Another is (normally before the above message):

The File Replication Service is no longer preventing the computer DC02 from becoming a domain controller. The system volume has been successfully initialized and the Netlogon service has been notified that the system volume is now ready to be shared as SYSVOL.

Type "net share" to check for the SYSVOL share.

And:

Following is the summary of warnings and errors encountered by File Replication Service while polling the Domain Controller Dc02.x.COM for FRS replica set configuration information.

Could not bind to a Domain Controller. Will try again at next polling cycle.

Hope that helps!

D.

 

[porkchopexpress]

Is the new server still on the domain?

If it is then you should remove it from the domain and check to see that is has removed itself from active directory and DNS. Then run the tools again to see if you receive the errors.

Check that your DNS records are correct for all DC's as well ping each one by name to check that they ping the correct IP.

 

[DotNetNewbie]

Interestingly I get errors with both those tools, seems to be missing the mscoree.dll - which is part of the .net framework, which i dont think is installed on any of the servers.

The new server is still a DC, I can ping all the servers, including the DC's without a problem.

D.

 

[porkchopexpress]

Hmmm i'm on 2k3 so 2k might need the .net framework.

I'd be tempted to get rid of the new DC if you can and try to find out if your domain runs error free before we DCpromo it again.

 

[DotNetNewbie]

I think it will require the framework to be installed to work, but thats not too much of a problem.

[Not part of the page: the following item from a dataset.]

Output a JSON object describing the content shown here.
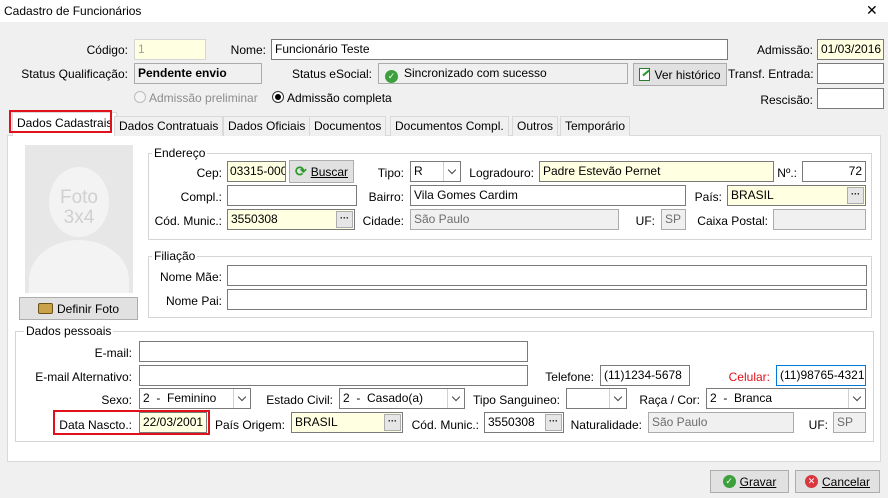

I know before the new DC went in, everything worked fine, no problems at all. So in promting this new server to a DC is upsetting 'something' but what that is, im at a lose to know what.

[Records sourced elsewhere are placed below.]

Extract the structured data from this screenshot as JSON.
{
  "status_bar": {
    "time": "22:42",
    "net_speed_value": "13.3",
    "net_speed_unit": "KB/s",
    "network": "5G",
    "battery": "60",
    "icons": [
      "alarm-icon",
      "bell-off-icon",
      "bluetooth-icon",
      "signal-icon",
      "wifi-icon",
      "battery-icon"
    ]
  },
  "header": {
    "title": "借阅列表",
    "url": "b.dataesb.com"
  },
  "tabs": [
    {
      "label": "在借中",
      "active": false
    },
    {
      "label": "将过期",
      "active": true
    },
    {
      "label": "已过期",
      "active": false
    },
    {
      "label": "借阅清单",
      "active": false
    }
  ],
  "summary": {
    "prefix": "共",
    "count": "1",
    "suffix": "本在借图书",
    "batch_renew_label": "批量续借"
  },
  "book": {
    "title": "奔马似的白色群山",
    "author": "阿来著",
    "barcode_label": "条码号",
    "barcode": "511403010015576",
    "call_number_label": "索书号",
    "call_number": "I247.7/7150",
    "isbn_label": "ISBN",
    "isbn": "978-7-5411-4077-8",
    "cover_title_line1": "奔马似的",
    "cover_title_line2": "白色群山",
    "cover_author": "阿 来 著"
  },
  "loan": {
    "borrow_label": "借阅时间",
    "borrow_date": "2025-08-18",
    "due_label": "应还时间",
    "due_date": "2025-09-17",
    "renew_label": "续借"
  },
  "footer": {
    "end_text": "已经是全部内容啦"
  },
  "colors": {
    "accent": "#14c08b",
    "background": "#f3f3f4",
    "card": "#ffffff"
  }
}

I've made sure all over DC's are fully patched......Im now at a complete lose to know why this is happening. I've built more domains than I care to recall, but never have I come across this issue before.

D.

 

[porkchopexpress]

Are you certain that everything was working fine, there could be a minor issue with FRS that went unnoticed but a big change like adding a DC has shown it up.

 

[DotNetNewbie]

As far as i can/could tell everything was working correctly. I guess the only thing I can do is demote it again, leave it over the weekend and then check the logs on Monday to see whats what....

D.

 

[porkchopexpress]

I think that will be the best course of action as we can return to a known good state.